I was looking for books to read in the new year. I was making a list. I found this on my bookshelf: How to Be an American Housewife; sounds intriguing. When did I buy this? How long has it been sitting on my bookshelf?
The first couple chapters were engaging, funny, even sad at times. I was stepping back in time.
I absorbed it rather quickly and it has stayed with me long after I've read the last page.
Shoko was a beautiful Japanese woman with the world at her feet. Life interrupted, war came to her country. She married an American GI and came to live in America to seek a new life... better opportunities.
Before each chapter is an excerpt from a handbook on how to assimilate into American culture, how to raise kids, how to immaculately clean your house.
This is my favorite excerpt:
"An important criterion in choosing your American mate is his blood type. Military men often wear identifying necklaces, 'dog tags,' which bear the blood type..."
"AB - The worst kind. They do whatever they want whenever they want. They make horrible husbands. "
"B - very practical, but dull."
THAT.CRACKED.ME.UP!!!
Growing up as an immigrant myself, I related well with Shoko and her daughter, Sue. My family always had absurdities about relationships such as these.

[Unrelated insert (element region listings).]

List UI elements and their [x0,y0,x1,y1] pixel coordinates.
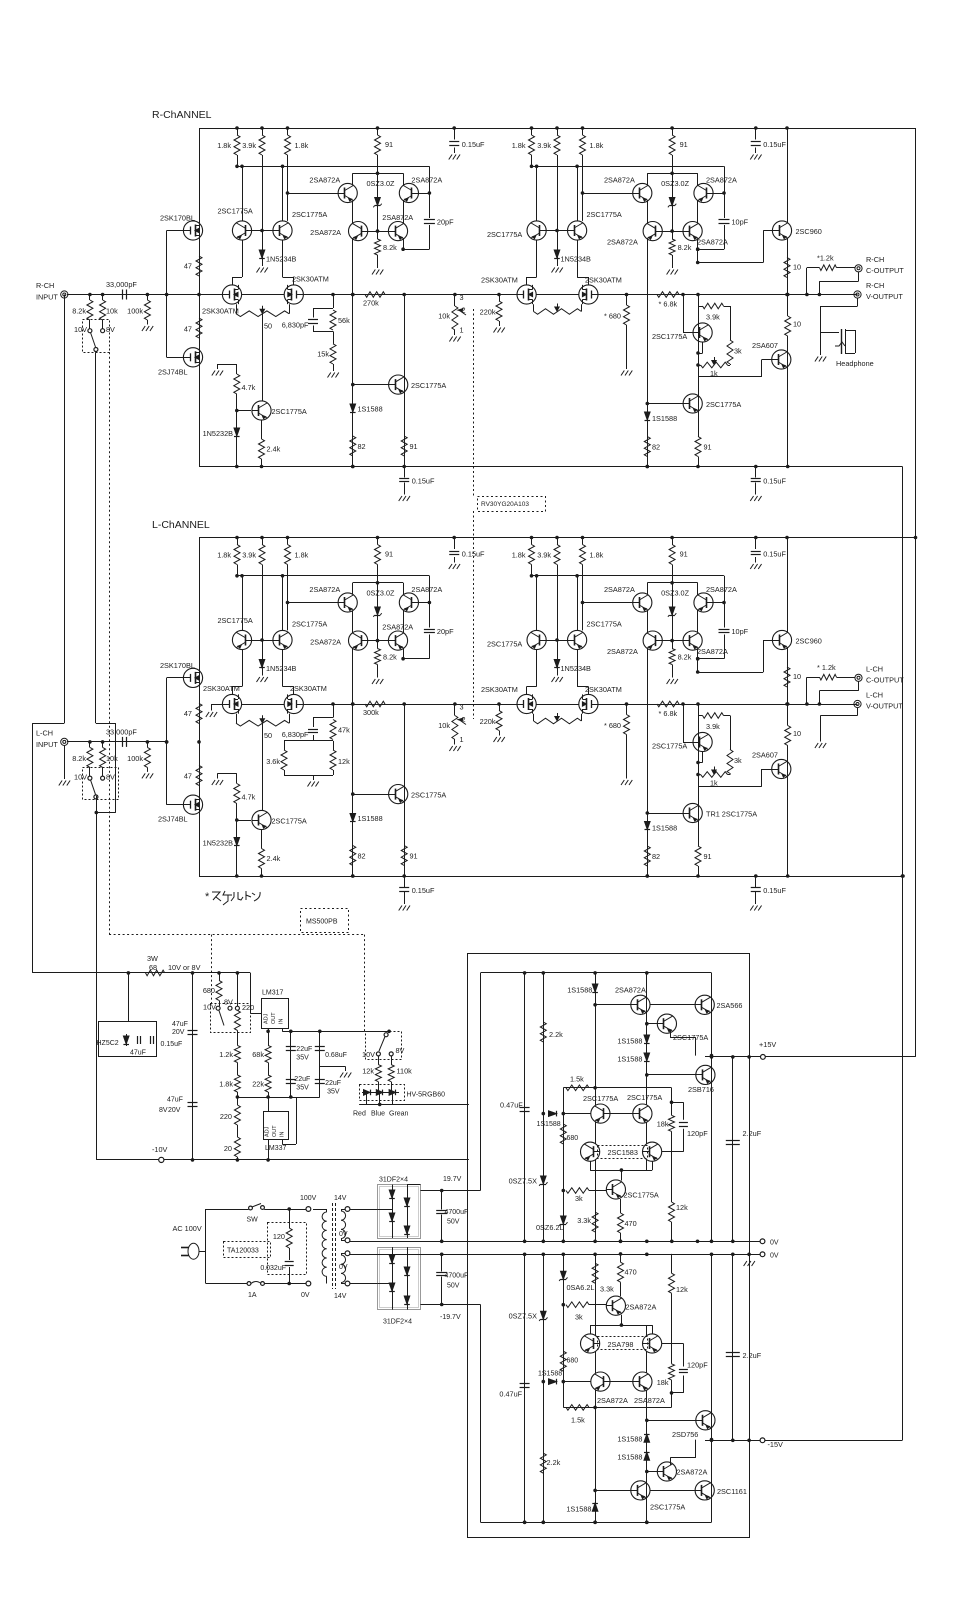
svg-text:3k: 3k [575,1194,583,1203]
svg-text:20V: 20V [172,1029,185,1036]
svg-text:10V: 10V [74,772,87,781]
svg-text:0V: 0V [339,1231,348,1238]
svg-text:50: 50 [264,322,272,331]
svg-text:47: 47 [184,772,192,781]
svg-text:2SK30ATM: 2SK30ATM [481,276,518,285]
svg-text:680: 680 [567,1358,579,1365]
svg-text:10: 10 [793,320,801,329]
svg-text:3.9k: 3.9k [242,551,256,560]
svg-text:1S1588: 1S1588 [652,824,677,833]
svg-text:10pF: 10pF [732,627,749,636]
svg-text:0.15uF: 0.15uF [763,477,786,486]
svg-text:1.5k: 1.5k [570,1075,584,1084]
svg-text:680: 680 [567,1135,579,1142]
svg-text:10: 10 [793,729,801,738]
svg-text:3k: 3k [575,1313,583,1322]
svg-text:2SC1775A: 2SC1775A [487,640,522,649]
svg-text:2SC1775A: 2SC1775A [673,1033,708,1042]
svg-text:2SA872A: 2SA872A [604,176,635,185]
svg-text:470: 470 [625,1219,637,1228]
svg-text:1.8k: 1.8k [217,141,231,150]
svg-text:0.15uF: 0.15uF [462,140,485,149]
svg-text:14V: 14V [334,1195,347,1202]
svg-text:2.2k: 2.2k [549,1030,563,1039]
svg-text:1: 1 [460,735,464,744]
svg-text:1.8k: 1.8k [219,1080,233,1089]
svg-text:2SA566: 2SA566 [717,1001,743,1010]
svg-text:0SZ3.0Z: 0SZ3.0Z [367,179,396,188]
svg-text:0V: 0V [770,1240,779,1247]
svg-text:MS500PB: MS500PB [306,919,338,926]
svg-text:1N5234B: 1N5234B [561,255,592,264]
svg-text:Grean: Grean [389,1111,409,1118]
svg-text:2SA872A: 2SA872A [309,176,340,185]
svg-text:68k: 68k [252,1050,264,1059]
svg-text:2SA872A: 2SA872A [310,638,341,647]
svg-text:91: 91 [704,443,712,452]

Other quotes from the story itself:
Sue was helping Shoko in the kitchen and came across the book: How to Be an American Housewife.
"For the first years of my marriage, it had been my handbook, my guide to doing everything. Rules for living. American style. Sometimes it was right, and sometimes it was not. Sometimes I liked it, and sometimes I didn't. But that was just like life. You don't always get to do what you want, do you?"
I wish I got a handbook like this when I moved to America. I wished my MOM got a handbook. She would dress me in a yellow t-shirt with red corduroy pants. When I wore skirts, I had these long most unfortunate socks all the way past my knee and she would put a rubber band right below the knee and fold over socks. Oh my word... kids are merciless.
"Helena was my do-over daughter. With her, I had the patience to do everything I should have done with Sue. Cook. Teach about Japan. Hugging. I would have even taught her the language, if I hadn't been certain I would mess it up. She needed to learn proper dialect, not what we used out in the country."
And that stabbed me in the heart.
I don't talk much about this, but when my parents were in the process of getting a divorce, I knew there was no pain like that in the world. I was 11 or so. I went on the bus on my way to school one day crying as an older student from the high school consoled me. Then, I was in college and my dad got married. He didn't tell me. I guess I wasn't that important to share this news. I was so devastated. I thought that this must be the worst pain. Nothing else could be this bad. I would wake up each day and just want to end it all. And then... he had another daughter. The replacement. I was the practice child. The prototype. The cast off. He would do better with this one. He would do right by her. And that my friends is the worst most insufferable pain.
Sue goes back to Japan to reconcile on behalf of her ailing mother.
"Helena and I were not athletes or superstars, we were us. And that was enough."
I hope I get to feel like that one day... enough.
I think this was an outstanding tribute to the author's mother. What a great way to honor her memory! It brought healing to my heart and I can't tell you how wonderful it is to read this type of literature and feel... KNOWN.